Все в сборе, и я снова выхожу вперед… Порою человеческие испытания выглядят со стороны драматичнее, чем воспринимает их сам испытуемый. Сейчас, наверное, тот случай – у меня нет ощущения, что я на грани человеческих сил. Правда, кажется: еще немного, и подойду к ней вплотную. Проходит «немного» и еще «немного», но грань то ли отодвигается, то ли я просто не знал, насколько она далека. И это незнание наиболее мучительно. Подобное чувство испытываешь в стоматологическом кресле, когда сверло бормашины доходит до нерва. Потом, когда разберешься, понимаешь: мучительна была не столько сама боль – ее можно терпеть, – сколько боязнь, что сейчас будет еще хуже.
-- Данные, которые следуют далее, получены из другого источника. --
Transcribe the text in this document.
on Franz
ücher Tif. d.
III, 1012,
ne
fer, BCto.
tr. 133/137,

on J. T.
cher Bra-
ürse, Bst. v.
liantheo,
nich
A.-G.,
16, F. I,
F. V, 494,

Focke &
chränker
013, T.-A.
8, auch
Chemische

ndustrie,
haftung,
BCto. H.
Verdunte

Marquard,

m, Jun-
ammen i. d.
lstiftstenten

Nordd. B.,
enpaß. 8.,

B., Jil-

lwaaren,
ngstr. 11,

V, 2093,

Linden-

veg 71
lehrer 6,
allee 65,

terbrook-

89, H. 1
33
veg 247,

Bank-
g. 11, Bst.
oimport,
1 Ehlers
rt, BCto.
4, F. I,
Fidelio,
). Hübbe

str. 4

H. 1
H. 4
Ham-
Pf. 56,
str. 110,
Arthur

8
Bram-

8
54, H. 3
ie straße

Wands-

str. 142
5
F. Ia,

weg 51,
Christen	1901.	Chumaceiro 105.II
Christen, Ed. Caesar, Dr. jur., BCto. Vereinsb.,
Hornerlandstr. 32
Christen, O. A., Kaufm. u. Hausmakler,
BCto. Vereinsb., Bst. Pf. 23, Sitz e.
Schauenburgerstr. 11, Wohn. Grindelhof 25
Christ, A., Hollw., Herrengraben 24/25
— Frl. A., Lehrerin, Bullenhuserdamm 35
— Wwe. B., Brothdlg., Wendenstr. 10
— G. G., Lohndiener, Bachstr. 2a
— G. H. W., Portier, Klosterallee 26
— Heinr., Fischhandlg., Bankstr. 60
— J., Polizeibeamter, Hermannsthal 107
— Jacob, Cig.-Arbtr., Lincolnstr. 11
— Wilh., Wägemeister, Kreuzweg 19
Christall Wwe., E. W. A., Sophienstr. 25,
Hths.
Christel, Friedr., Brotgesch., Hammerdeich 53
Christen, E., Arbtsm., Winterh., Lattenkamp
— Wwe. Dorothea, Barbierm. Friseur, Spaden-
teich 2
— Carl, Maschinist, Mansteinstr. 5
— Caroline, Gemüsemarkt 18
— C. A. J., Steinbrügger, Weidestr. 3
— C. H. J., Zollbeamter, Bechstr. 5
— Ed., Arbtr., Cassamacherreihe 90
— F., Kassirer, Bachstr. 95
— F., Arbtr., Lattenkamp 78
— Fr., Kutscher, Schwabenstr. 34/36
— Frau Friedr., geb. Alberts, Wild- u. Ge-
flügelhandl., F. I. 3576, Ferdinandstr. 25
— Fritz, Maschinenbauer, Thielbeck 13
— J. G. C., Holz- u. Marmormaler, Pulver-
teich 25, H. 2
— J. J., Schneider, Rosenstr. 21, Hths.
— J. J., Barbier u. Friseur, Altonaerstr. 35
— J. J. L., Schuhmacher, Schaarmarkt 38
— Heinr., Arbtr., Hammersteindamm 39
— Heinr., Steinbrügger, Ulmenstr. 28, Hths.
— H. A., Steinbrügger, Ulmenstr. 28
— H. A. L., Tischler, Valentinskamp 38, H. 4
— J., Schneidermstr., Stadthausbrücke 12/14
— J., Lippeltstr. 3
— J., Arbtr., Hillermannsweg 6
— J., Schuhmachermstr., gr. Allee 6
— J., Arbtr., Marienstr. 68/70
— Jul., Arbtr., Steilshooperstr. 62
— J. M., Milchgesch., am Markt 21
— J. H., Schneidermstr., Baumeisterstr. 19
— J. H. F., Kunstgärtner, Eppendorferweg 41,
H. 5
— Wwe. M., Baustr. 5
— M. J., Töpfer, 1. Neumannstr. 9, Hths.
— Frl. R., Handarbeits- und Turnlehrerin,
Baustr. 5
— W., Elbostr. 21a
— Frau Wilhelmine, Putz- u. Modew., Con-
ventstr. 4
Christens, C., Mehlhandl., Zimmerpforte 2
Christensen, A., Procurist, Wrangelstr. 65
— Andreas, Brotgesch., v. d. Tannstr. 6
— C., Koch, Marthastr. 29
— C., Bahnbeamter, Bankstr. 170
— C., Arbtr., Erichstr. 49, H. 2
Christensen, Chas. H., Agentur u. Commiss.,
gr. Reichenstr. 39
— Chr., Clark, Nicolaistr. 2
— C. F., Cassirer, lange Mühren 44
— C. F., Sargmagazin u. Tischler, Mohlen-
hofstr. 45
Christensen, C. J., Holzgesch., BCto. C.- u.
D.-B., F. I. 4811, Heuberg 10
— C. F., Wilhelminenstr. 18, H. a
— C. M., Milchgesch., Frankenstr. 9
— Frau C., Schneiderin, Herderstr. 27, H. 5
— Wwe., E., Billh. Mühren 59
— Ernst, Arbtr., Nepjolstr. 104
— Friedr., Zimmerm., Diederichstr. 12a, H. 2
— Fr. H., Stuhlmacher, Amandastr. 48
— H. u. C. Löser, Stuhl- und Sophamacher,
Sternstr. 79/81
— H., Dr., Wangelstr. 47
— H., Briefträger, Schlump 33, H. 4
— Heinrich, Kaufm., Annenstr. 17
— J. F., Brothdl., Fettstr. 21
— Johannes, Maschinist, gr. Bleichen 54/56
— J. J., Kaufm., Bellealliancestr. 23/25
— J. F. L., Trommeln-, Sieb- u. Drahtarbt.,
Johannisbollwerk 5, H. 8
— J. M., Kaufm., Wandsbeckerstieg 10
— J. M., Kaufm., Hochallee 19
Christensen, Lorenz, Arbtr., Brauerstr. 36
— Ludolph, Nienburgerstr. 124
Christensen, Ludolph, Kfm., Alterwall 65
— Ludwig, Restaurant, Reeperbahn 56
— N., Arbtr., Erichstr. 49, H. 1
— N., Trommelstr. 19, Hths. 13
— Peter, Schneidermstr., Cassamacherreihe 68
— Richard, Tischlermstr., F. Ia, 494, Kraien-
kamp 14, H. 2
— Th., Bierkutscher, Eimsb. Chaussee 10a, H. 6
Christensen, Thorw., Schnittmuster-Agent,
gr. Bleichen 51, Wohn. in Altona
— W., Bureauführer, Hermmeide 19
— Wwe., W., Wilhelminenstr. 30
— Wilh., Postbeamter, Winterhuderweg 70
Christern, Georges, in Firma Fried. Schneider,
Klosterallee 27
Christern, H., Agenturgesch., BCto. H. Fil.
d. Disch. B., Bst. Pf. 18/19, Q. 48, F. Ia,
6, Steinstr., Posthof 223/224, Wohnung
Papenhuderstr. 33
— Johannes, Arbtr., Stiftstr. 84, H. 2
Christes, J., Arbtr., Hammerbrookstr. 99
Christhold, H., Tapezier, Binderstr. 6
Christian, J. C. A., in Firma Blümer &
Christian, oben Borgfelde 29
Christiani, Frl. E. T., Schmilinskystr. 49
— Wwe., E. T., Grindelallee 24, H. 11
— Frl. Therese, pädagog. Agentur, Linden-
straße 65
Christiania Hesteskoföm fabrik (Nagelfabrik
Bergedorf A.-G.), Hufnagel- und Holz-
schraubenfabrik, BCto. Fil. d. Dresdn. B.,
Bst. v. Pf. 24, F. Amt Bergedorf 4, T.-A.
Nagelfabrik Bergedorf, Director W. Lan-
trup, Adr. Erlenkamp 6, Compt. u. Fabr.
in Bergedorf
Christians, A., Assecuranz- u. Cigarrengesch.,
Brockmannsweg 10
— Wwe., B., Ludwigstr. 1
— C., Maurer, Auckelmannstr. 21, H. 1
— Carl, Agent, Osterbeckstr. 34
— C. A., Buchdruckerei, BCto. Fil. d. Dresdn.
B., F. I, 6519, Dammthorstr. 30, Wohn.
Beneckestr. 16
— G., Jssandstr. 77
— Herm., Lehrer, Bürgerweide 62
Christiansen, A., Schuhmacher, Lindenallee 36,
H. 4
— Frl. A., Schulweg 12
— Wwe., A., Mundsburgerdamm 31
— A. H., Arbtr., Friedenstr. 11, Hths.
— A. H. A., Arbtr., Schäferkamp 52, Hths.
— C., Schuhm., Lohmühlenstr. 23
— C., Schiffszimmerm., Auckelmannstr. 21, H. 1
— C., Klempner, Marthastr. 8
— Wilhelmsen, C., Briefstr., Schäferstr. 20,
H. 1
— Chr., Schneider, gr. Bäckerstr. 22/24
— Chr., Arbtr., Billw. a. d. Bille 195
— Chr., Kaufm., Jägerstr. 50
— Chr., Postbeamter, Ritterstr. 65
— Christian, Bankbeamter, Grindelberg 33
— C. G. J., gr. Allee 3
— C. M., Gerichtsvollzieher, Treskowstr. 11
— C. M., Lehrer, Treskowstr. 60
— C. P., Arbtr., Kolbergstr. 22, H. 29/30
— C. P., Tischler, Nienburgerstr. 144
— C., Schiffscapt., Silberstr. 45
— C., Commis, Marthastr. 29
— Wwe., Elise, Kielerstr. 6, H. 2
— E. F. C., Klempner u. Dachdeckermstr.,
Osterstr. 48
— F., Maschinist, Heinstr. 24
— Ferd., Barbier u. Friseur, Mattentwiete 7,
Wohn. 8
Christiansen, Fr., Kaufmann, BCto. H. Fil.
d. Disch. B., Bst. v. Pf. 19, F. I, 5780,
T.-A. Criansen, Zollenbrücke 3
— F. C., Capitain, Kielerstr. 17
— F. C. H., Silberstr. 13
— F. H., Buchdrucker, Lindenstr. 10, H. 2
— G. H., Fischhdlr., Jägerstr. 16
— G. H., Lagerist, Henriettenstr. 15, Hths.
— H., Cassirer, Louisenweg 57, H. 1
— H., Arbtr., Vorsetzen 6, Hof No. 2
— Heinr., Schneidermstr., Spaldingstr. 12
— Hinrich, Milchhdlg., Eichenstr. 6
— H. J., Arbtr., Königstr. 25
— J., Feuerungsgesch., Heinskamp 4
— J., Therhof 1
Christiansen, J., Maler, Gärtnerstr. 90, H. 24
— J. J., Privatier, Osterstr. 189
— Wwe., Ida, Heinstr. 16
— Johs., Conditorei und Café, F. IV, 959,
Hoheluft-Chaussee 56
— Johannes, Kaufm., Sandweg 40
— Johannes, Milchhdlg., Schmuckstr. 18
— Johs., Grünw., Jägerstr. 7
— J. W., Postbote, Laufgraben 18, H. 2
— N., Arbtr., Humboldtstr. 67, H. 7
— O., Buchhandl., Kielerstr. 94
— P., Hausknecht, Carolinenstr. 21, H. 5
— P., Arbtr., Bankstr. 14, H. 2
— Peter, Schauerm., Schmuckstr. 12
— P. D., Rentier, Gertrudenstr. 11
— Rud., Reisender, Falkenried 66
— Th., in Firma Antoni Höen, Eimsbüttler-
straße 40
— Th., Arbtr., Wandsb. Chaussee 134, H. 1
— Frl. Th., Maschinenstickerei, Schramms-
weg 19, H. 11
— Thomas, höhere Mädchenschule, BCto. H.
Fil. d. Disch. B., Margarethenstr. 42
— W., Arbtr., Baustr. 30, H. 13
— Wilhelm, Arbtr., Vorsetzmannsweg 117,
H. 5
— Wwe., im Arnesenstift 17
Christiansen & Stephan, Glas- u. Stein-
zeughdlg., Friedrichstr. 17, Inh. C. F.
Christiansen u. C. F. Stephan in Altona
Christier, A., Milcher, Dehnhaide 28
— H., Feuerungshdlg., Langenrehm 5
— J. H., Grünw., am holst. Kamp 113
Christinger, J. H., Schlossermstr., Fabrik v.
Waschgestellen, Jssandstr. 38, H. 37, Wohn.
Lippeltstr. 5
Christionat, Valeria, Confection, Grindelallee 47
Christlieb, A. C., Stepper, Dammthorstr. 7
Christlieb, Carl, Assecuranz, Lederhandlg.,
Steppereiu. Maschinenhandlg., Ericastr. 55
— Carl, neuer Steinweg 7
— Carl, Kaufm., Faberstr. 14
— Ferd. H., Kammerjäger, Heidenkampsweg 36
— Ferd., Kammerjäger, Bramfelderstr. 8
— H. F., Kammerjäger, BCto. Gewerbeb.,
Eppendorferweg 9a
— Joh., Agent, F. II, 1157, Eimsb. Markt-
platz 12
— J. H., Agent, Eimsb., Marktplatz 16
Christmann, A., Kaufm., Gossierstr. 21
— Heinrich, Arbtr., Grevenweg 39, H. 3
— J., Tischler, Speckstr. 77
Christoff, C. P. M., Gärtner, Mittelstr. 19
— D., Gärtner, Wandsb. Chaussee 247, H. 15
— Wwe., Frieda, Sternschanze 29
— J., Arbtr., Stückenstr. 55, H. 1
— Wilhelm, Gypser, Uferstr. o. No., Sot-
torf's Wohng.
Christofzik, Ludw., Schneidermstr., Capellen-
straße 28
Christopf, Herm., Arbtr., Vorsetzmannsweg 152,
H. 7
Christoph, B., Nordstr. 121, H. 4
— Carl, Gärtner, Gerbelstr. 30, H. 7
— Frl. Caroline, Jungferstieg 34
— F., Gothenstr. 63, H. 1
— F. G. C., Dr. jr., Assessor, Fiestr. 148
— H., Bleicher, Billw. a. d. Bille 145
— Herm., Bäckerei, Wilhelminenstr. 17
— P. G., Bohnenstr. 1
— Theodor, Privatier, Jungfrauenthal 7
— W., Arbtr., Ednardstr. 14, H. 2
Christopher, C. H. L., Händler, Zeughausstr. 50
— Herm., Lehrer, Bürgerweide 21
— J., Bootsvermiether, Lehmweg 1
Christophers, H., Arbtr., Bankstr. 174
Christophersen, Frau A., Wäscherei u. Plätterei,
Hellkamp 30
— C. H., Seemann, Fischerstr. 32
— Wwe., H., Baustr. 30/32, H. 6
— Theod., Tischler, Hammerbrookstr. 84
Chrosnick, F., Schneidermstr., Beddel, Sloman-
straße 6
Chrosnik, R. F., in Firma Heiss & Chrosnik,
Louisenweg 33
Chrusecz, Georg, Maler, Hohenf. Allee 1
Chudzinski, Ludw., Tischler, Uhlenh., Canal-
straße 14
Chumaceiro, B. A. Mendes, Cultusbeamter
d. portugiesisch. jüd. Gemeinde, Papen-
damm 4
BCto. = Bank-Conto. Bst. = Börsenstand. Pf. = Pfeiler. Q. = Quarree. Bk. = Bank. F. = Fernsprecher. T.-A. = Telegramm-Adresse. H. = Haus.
Словом, если подумать, невольно приходишь к мысли: негатив нашей жизни все больше идет от страха. Наверное, страх и есть тот самый гетевский Мефистофель. Счастлив тот, кто его победит. Но ведь мы и пришли сюда, чтобы черпать свое счастье. К чему же тогда вопрос: «Зачем вы ходите в горы?!»
Я боялся, что будет хуже, когда проходил вторую и третью веревки. А на четвертой и пятой при свете выглянувшей луны увидал, что до северной вершины рукой подать. И тогда стало ясно: самое трудное позади.
До сих пор ни на одном из пройденных маршрутов мне не пришлось перевалить эту грань, хотя, возможно, не раз подступал к ней вплотную. Думаю, оттого, что все мои восхождения были по силам, в пределах личных возможностей. Я ходил лишь там, где чувствовал, что могу.
Мне возразят: дескать, даже если знать свои силы, то неизвестно, сколько их понадобится, чтобы одолеть незнакомый подъем. Можно ли определить снизу, что по силам, а что нет? Можно и должно. В этом тоже смысл альпинистского опыта, интуиции. С каждым восхождением набивается глаз на визуальную оценку маршрута, с каждым восхождением приходят все более объективные знания своих физических и духовных сил. Истинную зрелость восходителя венчает именно то чутье, которое подсказывает, что по плечу, а что нет. А покуда он не обладает такой зрелостью, этот вопрос должны решать за него другие – в самом жестком, директивном порядке. Демократии здесь нет и не может быть, ибо она в альпинизме безнравственна. Еще раз скажу: только такой альпинизм имеет право на существование.
Альпинистские правила, в разработке которых впоследствии мне довелось принимать участие, нацелены на то, чтобы, не выхолащивая остроту ощущений горовосходительского риска, сделать этот вид спорта наименее опасным. Им разумеется, далеко до идеальных, они пока еще не профилактируют все типичные случаи аварий и не могут служить залогом стопроцентной безаварийности. Но они непрерывно шлифуются нарастающим восходительским опытом. И коррекция их рождается не за канцелярскими столами, а на таких вот «перемычках».
Но повторяю, правилам этим далеко до совершенства. И недостаток заключается еще и в том, что им не хватает жесткости в вопросе: кому что дозволено? Восходитель имеет право только на те восхождения, которые он может совершить с большим запасом прочности – эта мысль отражена в правилах как одна из основных. И все же именно она-то и требует особого усиления. Ее-то и следует воплотить в еще более суровую и бескомпромиссную форму.
К двум часам ночи перемычка осталась у нас за спиной. Пять веревок – пять часов. Потом еще пять часов бессонницы в палатке – устали настолько, что заснуть не смогли. Утром…
Утром рассмотрели «нарисованные» нами следы и ужаснулись: несколько часов назад нас спасло не иначе как чудо – одна из площадок, куда я принял ребят, оказалась карнизом… Судя по тому, как он утоптан, мы чувствовали себя на нем очень уверенно. И карниз с виду хилый – непонятно, как он выдержал нас четверых?!